When I submitted the paperwork to the Relocation Section, Directorate of Entitlements, I was told that I was not entitled to the funds due to the fact that my posting order was 30 days short of one year. SCMA refused to extend the posting. I then was informed that on completion of 12 months in new locality or discharge I would receive the money ($11,000).
I have since had a change in my medical status and will continue to serve within the ADF.
In January I inquired about the situation change with my service and the impact it would have on my application. I was informed that the only way that my money would be released was on discharge, not on completion of 12 month in the unit as previously advised. This was decided by the Director of Entitlements.
I asked the Relocations Section to provide advice on my situation change, that being continued service. The official answer I received was that it was a hypothetical question and that an answer would only be forthcoming when the situation arrived.
I find this unacceptable and I am in a dilemma as to where to get advice on my situation if I continue serving.
WO2 Philip Coughlan
CSI-Sth Qld
Gallipoli Barracks
Ray Bromwich, Director Entitlements, responds:
A MEMBER who sells their own home because they are moving to a new location on discharge is entitled to receive reimbursement of sale costs in accordance with Home Purchase or Sale Expenses Allowance (HPSEA) provisions. However, while the sale can occur up to 12 months before discharge, reimbursement cannot be made until after the actual date of discharge.
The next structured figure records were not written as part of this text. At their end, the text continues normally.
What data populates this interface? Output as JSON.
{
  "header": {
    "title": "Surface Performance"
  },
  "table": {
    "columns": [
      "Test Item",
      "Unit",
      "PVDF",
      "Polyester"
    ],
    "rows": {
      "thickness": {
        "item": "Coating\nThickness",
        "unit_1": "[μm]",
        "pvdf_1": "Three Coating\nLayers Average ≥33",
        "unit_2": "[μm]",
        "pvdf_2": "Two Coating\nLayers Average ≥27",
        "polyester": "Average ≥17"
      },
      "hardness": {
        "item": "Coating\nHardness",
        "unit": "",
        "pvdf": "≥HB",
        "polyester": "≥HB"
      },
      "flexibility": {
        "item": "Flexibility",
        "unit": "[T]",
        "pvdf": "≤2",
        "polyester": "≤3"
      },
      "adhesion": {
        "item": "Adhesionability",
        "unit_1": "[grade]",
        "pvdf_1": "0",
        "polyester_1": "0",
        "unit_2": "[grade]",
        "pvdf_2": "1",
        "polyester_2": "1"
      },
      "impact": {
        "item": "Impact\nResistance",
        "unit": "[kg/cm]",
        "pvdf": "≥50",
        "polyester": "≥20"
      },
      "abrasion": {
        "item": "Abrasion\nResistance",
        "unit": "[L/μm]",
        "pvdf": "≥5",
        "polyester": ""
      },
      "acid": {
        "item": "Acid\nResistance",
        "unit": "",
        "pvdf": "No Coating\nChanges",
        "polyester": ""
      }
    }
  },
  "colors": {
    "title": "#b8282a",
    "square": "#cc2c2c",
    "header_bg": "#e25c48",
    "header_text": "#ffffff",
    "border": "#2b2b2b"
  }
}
WO2 Coughlan sold his home in WA in August ‘05 when he was posted from Perth to Brisbane for the purposes of medical discharge on July 10, ‘06. As his posting period was for less than 12 months, his entitlement to HPSEA could not be assessed under the normal posting rules. While I am sympathetic to the delay in WO2 Coughlan receiving reimbursement for his sale expenses, the fact is that his eligibility currently arises under the HPSEA discharge rules and he cannot lawfully be reimbursed those expenses until after his discharge takes effect.
Since being posted for discharge, however, WO2 Coughlan has sought to have his medical status upgraded and to remain serving. WO2 Coughlan believes that he will be successful in this endeavour and wishes to be reimbursed his sale expenses in anticipation of a successful outcome.
While there are indications that WO2 Coughlan may well be successful, at time of writing, there has been no official variation to his original posting order. When WO2 Coughlan is formally advised that he will be retained in the Army beyond August 15, ‘06, his application for HPSEA will be reassessed under the normal posting rules for immediate payment.